Et qu’est-ce qui vous intéressait chez Elvis Costello ?
C’est avant tout un ami. On s’est rencontré pour la première fois à La Nouvelle-Orléans quand il est venu me voir backstage à Storyville (célèbre club de jazz) et le courant est tout de suite passé entre nous. Nous nous sommes revus en Californie où je l’ai accompagné sur This town, de son album Spike. Et puis nous avons jammé sur scène à Boston. Je lui ai alors demandé s’il n’avait pas une chanson à me filer. Il m a répondu que non, mais qu’il en écrirait une spécialement pour mon album. J’ai attendu et n’ai plus eu de ses nouvelles pendant un moment. Jusqu’au jour où nous nous rencontrons par hasard dans l’aéroport d’Atlanta. Je lui ai demandé ma chanson et il ne l’avait toujours pas écrite. Il avait la mine d’un gosse qui n’a pas fait ses devoirs. Il est retourné en Irlande, il a pondu la chanson, puis il me l’a envoyée, accompagnée d’une longue lettre expliquant exactement de quoi elle parlait. You bowed down raconte l’histoire de deux amis qui grandissent ensemble et décident qu’ils ne feront jamais de concessions dans la vie. Petit à petit, l’un des deux courbe l’échine tandis que l’autre reste fidèle à ses principes. Costello souhaitait un croisement de Positively 4th Street et My back pages. Il voulait atteindre ce genre de… tranchant !

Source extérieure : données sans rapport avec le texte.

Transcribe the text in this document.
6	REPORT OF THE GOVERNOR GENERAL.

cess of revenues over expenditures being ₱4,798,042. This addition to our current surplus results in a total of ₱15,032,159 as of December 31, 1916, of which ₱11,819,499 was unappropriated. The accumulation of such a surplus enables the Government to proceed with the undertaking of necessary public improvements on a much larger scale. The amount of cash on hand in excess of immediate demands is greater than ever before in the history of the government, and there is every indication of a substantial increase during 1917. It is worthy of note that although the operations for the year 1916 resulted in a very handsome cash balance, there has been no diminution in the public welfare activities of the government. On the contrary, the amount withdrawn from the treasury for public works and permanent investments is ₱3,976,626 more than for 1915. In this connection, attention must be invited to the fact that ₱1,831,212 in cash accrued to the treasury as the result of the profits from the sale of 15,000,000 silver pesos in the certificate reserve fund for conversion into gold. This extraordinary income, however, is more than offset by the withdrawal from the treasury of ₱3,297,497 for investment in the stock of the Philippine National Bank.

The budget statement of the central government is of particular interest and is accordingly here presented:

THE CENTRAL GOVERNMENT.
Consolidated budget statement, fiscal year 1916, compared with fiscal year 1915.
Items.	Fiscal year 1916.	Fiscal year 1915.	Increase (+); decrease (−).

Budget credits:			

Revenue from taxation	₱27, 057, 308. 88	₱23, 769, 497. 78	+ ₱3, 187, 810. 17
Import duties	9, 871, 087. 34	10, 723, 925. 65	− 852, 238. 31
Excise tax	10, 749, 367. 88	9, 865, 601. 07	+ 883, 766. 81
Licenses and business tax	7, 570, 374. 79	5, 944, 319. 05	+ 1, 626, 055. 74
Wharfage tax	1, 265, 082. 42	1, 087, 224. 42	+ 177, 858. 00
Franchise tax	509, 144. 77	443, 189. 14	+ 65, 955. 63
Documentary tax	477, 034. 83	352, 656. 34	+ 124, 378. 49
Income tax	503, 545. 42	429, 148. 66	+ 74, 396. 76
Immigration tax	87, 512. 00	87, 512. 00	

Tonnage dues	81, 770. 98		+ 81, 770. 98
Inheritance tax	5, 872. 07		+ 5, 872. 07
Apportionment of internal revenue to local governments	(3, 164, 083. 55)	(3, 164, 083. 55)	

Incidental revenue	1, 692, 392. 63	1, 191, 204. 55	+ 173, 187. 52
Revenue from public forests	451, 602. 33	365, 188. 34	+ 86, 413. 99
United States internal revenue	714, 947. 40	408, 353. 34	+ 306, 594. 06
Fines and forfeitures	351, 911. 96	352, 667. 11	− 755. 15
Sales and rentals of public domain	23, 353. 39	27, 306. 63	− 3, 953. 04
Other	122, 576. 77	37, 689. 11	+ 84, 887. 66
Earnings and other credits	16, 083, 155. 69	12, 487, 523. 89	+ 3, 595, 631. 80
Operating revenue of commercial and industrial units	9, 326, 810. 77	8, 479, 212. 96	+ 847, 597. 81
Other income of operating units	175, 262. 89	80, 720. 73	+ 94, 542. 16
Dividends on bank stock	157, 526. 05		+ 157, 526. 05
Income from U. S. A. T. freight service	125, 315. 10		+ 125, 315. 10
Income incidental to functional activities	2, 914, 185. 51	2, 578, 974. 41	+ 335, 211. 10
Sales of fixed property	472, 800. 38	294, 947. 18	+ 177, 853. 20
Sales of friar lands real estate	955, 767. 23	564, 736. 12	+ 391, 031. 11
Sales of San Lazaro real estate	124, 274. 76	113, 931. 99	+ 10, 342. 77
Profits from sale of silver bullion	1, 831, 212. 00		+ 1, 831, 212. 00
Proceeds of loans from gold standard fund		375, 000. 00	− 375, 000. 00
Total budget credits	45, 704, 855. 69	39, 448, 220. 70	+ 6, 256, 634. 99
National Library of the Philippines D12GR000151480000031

Costello peut-il représenter aujourd’hui pour vous ce qu’était Dylan il y a vingt ans ?
Assurément, il a suivi les traces de Dylan et repris le flambeau. Il possède quelques-uns des points forts de Bob et les utilise dans son propre songwriting. Il a les mêmes capacités pour écrire des chansons complexes et transformer sa colère en mots incisifs. Ses textes évitent toujours le simplisme et la facilité, ils sont très tortueux, très intelligents… Et pas toujours faciles à saisir, même pour quelqu’un de langue anglaise.
Vous avez également collaboré activement au coffret Byrds.
La maison de disques a décidé de lancer ce projet il y a environ deux ans. Ça a pris un peu de temps à cause de problèmes internes. Finalement, ils ont créé un sous-label, Legacy. Dans le passé, j’avais déjà travaillé avec Don DeVito, le responsable du projet. Il m a appelé pour être consultant musical de cette rétrospective. J’ai tout de suite donné mon accord car je tenais beaucoup à la qualité du coffret. C’était une excellente idée de leur part de venir me trouver, je crois que j’étais le mieux placé pour accomplir une telle tâche. L’idée du coffret ne vient donc pas des Byrds mais de la maison de disques.
Vous-même n’aviez jamais eu l’idée ou l’envie d’un tel projet ?
Pendant un bon moment, je n’avais plus rien à voir avec le business du disque. Je ne pensais plus du tout en termes de disque, de contrat et l’idée d’un coffret ne me serait jamais venue à l’esprit. Par contre, quand il m ont appelé, je n’ai pas hésité. Je n’avais aucune appréhension à aller déterrer mon passé, j’étais aussi excité par les Byrds que n’importe qui. Bien qu’ayant été impliqué dans cette aventure, j’écoute les Byrds comme j’écoute les Beatles ou Costello, pour le plaisir de la musique, d’une bonne chanson. Travailler sur ce coffret, c’était un peu comme feuilleter un vieil album de photos de famille : c’était assez plaisant, parfois même émouvant. Et puis on se souvient soudain de choses que l’on avait oubliées. Tiens, j’ai composé ce morceau !?? (Rires)…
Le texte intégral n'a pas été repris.